In becoming parents, we oftentimes accept the silent assumptions that are made by our culture of what that's supposed to look like. An "ideal" parent, for example, seems to live in a blissful state of sacrifice, made happy by the sheer existence of their child, doing their best to take on their responsibilities according to whatever parenting technique may be in vogue at the time (see the book "Our Babies, Ourselves: How Biology and Culture Shape the Way We Parent" for some great writing on this subject).

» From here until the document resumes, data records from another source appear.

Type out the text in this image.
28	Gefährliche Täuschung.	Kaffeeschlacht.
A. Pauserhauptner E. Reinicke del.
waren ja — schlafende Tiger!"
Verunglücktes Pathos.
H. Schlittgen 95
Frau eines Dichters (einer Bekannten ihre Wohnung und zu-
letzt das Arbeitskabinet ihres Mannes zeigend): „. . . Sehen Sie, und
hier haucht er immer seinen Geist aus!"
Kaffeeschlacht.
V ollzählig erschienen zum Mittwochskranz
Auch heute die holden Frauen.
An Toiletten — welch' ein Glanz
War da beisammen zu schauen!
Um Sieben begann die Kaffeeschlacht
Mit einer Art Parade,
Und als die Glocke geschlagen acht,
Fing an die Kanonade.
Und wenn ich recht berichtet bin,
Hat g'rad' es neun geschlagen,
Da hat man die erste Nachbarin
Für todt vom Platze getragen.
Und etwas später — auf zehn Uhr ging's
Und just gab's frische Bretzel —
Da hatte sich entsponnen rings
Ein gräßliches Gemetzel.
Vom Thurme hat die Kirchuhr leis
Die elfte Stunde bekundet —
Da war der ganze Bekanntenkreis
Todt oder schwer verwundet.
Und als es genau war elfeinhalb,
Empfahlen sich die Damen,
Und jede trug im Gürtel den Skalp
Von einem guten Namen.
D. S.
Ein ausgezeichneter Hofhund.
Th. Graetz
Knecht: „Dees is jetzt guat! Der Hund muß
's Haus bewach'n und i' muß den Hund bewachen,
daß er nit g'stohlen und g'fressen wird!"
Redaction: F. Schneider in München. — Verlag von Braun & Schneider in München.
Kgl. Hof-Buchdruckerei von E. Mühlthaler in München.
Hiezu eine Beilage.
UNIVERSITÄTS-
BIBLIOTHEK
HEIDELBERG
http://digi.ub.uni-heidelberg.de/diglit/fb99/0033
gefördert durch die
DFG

Cracks in our ability to do that, made visible in mixed company or in the necessary public outings we sometimes have to make, can be harshly judged by strangers and other parents alike, as if our take on parenting is expected to be at top notch regardless of our surroundings or the context. Paradoxically, depending on your audience, different values will be upheld, and surprisingly, people oftentimes feel little need to censor their comments

The NICU parent, by virtue of their baby's traumatic entrance to the world, has a unique set of expectations placed upon them, in addition to a unique set of stresses. I remember when my son had terrible colic symptoms after discharge, which caused him to cry for numerous hours a day every day for months, of feeling like I wasn't grateful enough to have him home, that I was taking his health for granted, that I shouldn't feel depressed or anxious because, after all, he was out of the NICU. What else could possibly be as serious as that?  The depression, the haunting memories of the NICU that often flared up over the course of his entire first year-- how could I let those things overshadow the fact that he survived, that he was with me, that at any moment I could hug him? The fact that we were on quarantine to prevent infection, keeping us away from any kind of meetup groups or any kind of regular support from other parents didn't help matters much.  The guilt and shame that had accompanied his NICU stay carried on throughout his first year, in the form of my own expectation for myself that I should be happy and grateful, that struggles with emotional challenges were selfish or pointless. 

The NICU parent has to contend with the very real effects of trauma long after the discharge paperwork for their baby is signed. It's suspected that a staggering number, between 21-23%, of NICU parents have symptoms of PTSD. It's been found that amongst NICU dads, late-onset PTSD is common, cropping up sometimes as long as 6 months after the baby is home from the hospital (as a result, PTSD amongst NICU dads is underreported and difficult to measure). For moms and dads, untreated emotional trauma can wreak havoc on their ability to connect with their child or with each other well into the first few years of their child's life, and sometimes beyond. The very harsh experience of witnessing your child fight for their life can have profound influence on one's emotional health, and too often, no space is made for parents to grieve the experience, to put a name to what they lost, and to integrate that into their lives. Compounding that experience is the fact that NICU parents also have to deal with the very real threat that their child may have disabilities or health issues related to their prematurity or the medical issues that led to their NICU stay. 

As such, the NICU parent is not only held up to the expectation to be blissfully happy with their circumstances (sometimes, as it was in my case, by themselves), but they're contending with very serious, very real issues due to the fact that they were faced with an unpredictable, challenging, and in some ways emotionally devastating circumstance. With an implicit cultural assumption that parenting should be a joyous thing, too often we are silenced, and prevented from speaking to the struggles we may be contending with privately, afraid of the dark shadow that something like "mental health" might cast over our experiences. 

In resisting this silence, it becomes evident how powerful it can be for NICU parents (and parents in general!) to speak to the struggles they've had in parenting after discharge, to give a voice for others who may be too frightened to express it. In honor of Mental Health Awareness week, I'd like to make this a safe space to share your struggles as a parent, where you've gotten to with it, and if there has been any thing that's given you reprieve. Have you connected with other parents yet? How have you healed from your NICU experience? How would you like to see things change for others struggling with the same thing?